While the new plans offer no additional capital-gains tax reduction for the rich, they keep this now sacred loophole locked in place. Republicans and Democrats wouldn’t dare talk about further reductions in this area because that would risk putting this special rate that has served the one percent so well at risk by putting it back into the discussion. Best to be happy with the massive gains the rich have already secured in this area and focus on opening entirely new areas of gains for the rich rather than to bring this up for discussion again.
I’m bringing it up precisely because they don’t.

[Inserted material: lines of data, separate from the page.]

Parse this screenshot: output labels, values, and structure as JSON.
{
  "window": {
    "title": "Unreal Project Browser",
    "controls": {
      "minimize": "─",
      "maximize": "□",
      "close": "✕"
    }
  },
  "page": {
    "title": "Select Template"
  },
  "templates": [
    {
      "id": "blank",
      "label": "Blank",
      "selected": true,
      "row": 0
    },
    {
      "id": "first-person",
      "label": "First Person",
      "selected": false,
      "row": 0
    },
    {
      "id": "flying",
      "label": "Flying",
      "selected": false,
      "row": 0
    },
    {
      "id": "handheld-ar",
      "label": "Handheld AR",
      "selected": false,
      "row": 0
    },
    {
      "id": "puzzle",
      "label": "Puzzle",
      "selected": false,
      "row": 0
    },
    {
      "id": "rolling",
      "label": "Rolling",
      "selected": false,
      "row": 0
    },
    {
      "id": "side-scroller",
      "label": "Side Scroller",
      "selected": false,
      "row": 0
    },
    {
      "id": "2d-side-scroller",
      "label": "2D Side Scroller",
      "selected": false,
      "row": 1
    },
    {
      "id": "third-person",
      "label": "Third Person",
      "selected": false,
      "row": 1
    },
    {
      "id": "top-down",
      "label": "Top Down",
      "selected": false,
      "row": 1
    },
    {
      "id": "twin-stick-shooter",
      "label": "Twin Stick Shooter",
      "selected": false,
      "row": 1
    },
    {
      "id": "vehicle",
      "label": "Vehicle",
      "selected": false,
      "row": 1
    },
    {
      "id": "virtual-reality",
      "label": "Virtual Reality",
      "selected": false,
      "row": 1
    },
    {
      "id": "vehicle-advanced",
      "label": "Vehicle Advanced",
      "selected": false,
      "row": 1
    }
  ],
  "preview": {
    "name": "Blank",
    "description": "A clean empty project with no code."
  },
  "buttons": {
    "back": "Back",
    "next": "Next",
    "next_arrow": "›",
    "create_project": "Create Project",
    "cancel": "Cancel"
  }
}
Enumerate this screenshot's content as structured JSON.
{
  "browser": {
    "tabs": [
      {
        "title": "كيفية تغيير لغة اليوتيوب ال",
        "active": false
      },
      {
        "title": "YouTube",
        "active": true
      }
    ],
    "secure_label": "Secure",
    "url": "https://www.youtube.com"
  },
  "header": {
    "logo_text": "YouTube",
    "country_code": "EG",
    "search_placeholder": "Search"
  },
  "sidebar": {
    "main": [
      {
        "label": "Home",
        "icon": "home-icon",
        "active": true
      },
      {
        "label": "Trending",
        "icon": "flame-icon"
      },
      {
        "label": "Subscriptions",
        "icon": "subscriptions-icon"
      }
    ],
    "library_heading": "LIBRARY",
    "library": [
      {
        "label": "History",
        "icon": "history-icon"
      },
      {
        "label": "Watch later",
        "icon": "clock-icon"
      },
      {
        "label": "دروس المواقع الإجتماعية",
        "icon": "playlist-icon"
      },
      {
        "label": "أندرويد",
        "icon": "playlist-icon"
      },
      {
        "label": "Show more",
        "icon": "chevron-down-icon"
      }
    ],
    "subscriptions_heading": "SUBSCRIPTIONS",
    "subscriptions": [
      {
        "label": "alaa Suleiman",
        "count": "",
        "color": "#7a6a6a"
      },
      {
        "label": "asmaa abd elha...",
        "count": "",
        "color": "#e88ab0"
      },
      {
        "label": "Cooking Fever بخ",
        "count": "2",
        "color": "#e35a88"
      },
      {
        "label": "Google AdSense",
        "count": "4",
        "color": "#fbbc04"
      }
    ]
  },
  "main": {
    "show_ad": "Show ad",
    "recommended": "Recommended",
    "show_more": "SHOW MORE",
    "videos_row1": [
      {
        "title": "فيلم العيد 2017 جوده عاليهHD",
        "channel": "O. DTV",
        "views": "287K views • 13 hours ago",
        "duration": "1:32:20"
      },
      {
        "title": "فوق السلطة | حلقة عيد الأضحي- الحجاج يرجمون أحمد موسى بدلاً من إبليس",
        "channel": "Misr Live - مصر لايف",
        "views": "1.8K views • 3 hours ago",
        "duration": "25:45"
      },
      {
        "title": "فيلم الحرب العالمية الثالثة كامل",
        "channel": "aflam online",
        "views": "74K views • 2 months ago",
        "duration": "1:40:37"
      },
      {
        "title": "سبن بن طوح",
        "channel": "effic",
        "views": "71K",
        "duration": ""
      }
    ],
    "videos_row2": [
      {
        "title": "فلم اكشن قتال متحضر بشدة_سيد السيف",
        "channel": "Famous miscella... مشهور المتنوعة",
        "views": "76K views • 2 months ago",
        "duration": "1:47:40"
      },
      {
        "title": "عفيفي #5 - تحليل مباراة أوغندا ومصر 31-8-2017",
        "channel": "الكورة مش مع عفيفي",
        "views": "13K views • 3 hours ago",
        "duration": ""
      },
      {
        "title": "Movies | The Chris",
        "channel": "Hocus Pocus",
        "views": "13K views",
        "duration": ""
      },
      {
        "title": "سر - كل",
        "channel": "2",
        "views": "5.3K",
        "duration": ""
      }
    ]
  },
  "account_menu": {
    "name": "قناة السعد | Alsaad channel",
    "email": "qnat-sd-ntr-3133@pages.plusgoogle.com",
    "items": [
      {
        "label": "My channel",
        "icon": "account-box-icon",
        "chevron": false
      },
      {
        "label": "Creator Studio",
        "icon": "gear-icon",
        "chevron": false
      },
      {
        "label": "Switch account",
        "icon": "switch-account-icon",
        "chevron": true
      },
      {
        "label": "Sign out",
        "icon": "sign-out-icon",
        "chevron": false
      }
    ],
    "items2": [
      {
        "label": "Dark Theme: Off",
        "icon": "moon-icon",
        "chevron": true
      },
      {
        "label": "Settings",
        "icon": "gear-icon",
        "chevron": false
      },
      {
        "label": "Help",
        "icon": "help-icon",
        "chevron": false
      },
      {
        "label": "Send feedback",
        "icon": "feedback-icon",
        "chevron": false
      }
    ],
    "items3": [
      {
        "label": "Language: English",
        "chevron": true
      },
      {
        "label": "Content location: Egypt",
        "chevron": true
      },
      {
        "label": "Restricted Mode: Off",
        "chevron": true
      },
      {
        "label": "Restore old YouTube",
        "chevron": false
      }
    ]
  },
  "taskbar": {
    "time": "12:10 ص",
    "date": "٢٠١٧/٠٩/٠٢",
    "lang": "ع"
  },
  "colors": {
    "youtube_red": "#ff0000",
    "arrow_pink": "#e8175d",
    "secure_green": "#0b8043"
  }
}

Recently I’ve listened to Rush Limbaugh (because I listen to broadcasters on all sides) repeat and re-repeat his oft’ told lie that the rich are already taxed more than the middle class because of the rich — say the top twenty percent — pay more in income tax than the entire eighty percent beneath them. It’s a lie in the form of a half-truth. Rush and others like him fully know this, but you will never hear them tell the remainder of the truth. The lie turns on your natural assumption when you hear the truth that 20% of the people are paying 80% of the income taxes — that the rich are clearly doing the lion’s share of the pulling.